Он предлагает другой план. Голос странно ровный:
— Есть вариант получше. Я забираю тебя. На несколько дней. Уедем. Постараемся разобраться.
Слова висят в воздухе, как мелкие камни. Я моргаю и сначала смеюсь — тихо, едко, потому что это паранойя на фоне приличного сумасшествия.
— Правда? — говорю, смех в голосе, но он не смеётся. — Похоже, те ребята ошиблись тебе мозги.
Разворачиваюсь, готова уйти, и слышу снова:
— Если уйдёшь, я спрыгну.
Я бросаю через плечо:
— Наиглупейший ультиматум, Морозов.
— Зато эффективный, — отвечает он без тени хвастовства.
Внезапно — глухой звук. Оглядевшись, понимаю: перила дрожат под его весом.
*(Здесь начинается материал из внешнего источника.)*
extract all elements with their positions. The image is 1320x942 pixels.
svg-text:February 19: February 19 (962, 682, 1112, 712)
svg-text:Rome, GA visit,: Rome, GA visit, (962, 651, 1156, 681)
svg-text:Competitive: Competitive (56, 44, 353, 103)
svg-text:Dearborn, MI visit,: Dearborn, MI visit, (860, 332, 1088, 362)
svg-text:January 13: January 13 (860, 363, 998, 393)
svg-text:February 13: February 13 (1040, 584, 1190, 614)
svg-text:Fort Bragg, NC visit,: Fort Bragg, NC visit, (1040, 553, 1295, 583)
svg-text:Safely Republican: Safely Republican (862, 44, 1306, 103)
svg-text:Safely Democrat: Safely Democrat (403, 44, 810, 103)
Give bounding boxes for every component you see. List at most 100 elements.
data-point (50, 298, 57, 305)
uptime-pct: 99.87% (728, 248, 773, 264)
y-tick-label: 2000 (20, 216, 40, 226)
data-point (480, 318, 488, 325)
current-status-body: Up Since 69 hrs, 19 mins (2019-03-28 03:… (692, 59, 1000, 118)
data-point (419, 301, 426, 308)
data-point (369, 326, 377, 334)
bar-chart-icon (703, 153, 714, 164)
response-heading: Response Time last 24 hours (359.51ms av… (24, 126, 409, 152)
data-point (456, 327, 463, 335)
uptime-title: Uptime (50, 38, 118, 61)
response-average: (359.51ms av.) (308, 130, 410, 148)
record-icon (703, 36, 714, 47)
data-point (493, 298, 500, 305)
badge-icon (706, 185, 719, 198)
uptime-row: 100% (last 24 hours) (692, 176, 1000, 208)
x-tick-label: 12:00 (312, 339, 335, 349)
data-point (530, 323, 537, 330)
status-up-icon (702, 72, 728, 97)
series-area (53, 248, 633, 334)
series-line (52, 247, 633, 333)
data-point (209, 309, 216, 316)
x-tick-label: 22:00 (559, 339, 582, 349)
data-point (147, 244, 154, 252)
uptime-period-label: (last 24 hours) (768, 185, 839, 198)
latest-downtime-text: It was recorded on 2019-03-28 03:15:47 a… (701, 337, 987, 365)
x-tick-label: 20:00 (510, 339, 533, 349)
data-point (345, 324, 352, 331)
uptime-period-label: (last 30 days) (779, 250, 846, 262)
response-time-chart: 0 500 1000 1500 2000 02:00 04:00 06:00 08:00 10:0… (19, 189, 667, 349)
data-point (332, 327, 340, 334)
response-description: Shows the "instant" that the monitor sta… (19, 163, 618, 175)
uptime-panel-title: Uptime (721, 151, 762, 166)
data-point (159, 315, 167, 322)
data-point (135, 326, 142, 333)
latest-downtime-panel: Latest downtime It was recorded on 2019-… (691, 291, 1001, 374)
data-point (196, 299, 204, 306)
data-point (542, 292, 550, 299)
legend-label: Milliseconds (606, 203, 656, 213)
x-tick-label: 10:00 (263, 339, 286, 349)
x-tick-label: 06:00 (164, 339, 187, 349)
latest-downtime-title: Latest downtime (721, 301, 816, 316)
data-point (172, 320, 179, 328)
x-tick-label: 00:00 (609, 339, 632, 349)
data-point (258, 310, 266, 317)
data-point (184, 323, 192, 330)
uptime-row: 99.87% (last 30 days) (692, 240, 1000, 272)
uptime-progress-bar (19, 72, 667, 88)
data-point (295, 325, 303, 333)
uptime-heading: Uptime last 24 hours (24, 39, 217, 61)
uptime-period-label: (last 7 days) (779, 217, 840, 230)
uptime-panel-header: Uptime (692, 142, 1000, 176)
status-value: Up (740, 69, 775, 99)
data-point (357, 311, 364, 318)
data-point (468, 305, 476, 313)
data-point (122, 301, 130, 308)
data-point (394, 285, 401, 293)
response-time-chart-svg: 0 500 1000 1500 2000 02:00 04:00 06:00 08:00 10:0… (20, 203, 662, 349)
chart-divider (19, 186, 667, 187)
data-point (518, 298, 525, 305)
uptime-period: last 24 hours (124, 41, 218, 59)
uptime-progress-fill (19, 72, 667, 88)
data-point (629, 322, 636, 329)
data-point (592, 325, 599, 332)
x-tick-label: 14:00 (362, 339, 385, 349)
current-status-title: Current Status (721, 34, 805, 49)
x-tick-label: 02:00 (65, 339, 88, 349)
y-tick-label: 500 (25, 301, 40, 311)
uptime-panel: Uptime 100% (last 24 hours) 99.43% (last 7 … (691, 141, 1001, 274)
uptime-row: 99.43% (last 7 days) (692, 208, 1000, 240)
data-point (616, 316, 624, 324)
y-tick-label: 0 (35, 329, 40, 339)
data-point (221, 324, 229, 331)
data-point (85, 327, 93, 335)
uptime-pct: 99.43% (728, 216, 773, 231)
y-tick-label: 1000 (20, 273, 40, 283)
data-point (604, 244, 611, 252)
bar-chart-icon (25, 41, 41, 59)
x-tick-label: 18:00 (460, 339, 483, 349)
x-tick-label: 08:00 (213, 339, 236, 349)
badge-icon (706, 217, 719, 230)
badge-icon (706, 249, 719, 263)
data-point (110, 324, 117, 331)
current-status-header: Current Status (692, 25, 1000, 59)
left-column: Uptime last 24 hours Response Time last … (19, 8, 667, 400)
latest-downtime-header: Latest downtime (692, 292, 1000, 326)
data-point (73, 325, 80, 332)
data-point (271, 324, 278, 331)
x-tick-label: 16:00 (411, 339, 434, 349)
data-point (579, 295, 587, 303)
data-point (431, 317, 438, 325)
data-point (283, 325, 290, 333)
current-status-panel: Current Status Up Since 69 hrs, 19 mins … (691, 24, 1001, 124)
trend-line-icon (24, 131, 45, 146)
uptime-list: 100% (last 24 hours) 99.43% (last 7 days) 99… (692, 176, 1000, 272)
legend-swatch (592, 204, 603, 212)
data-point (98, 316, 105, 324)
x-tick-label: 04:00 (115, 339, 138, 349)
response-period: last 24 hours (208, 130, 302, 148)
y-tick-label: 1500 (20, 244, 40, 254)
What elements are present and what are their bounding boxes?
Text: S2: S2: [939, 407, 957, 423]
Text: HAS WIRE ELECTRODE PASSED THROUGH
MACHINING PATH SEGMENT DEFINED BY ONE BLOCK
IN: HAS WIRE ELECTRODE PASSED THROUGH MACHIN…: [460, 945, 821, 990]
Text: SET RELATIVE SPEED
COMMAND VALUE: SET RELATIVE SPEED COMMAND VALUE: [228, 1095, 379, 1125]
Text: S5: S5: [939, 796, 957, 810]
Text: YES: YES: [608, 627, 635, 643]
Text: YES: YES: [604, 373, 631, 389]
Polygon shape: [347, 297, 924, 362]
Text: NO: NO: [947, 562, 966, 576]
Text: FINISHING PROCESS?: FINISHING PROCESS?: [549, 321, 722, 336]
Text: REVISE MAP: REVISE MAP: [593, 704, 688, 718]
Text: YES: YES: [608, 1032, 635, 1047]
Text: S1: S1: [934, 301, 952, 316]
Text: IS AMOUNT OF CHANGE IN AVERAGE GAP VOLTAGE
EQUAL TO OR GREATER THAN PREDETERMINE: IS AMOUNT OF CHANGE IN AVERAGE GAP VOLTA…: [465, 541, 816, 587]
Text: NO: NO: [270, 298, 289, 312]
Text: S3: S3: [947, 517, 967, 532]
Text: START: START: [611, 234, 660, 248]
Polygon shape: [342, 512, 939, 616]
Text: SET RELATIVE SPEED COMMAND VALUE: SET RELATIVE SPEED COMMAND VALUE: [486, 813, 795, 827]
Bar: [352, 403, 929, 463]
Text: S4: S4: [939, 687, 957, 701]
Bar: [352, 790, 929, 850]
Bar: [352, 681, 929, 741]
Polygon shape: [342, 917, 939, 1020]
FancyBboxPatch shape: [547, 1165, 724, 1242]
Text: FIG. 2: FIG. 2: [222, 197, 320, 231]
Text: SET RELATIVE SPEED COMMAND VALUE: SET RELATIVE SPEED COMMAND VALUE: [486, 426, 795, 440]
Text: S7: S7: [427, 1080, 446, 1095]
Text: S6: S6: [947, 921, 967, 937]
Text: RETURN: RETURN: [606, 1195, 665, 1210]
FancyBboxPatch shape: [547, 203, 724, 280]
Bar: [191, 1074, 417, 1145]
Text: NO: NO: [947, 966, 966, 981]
Сердце проваливается в пятки. Он повис — и это не шутка.
Я подбегаю, перегибаюсь через ограждение и вижу его — бледного, с кривой улыбкой, будто это лучшая шутка в мире.
— Ты больной! — кричу, поднимая голос, чтобы приглушить воронку в груди. — Вылезай и не позорься.
Он цепляется руками, смотрит вверх — и вдруг условие:
— Вылезу, — говорит спокойно, — но при одном. Проведи со мной четыре дня. Только четыре. Потом я отвезу тебя обратно. В Москву.
Я смотрю в его лицо: бледное, упрямое. Когда сцепился с теми амбалами — испугалась до чертиков, они неслабо ему вмазали.
Вижу, что держится сейчас на чистом упрямстве, через боль. Слова звучат как последнее требование — как попытка договориться с тем, что внутри него трещит.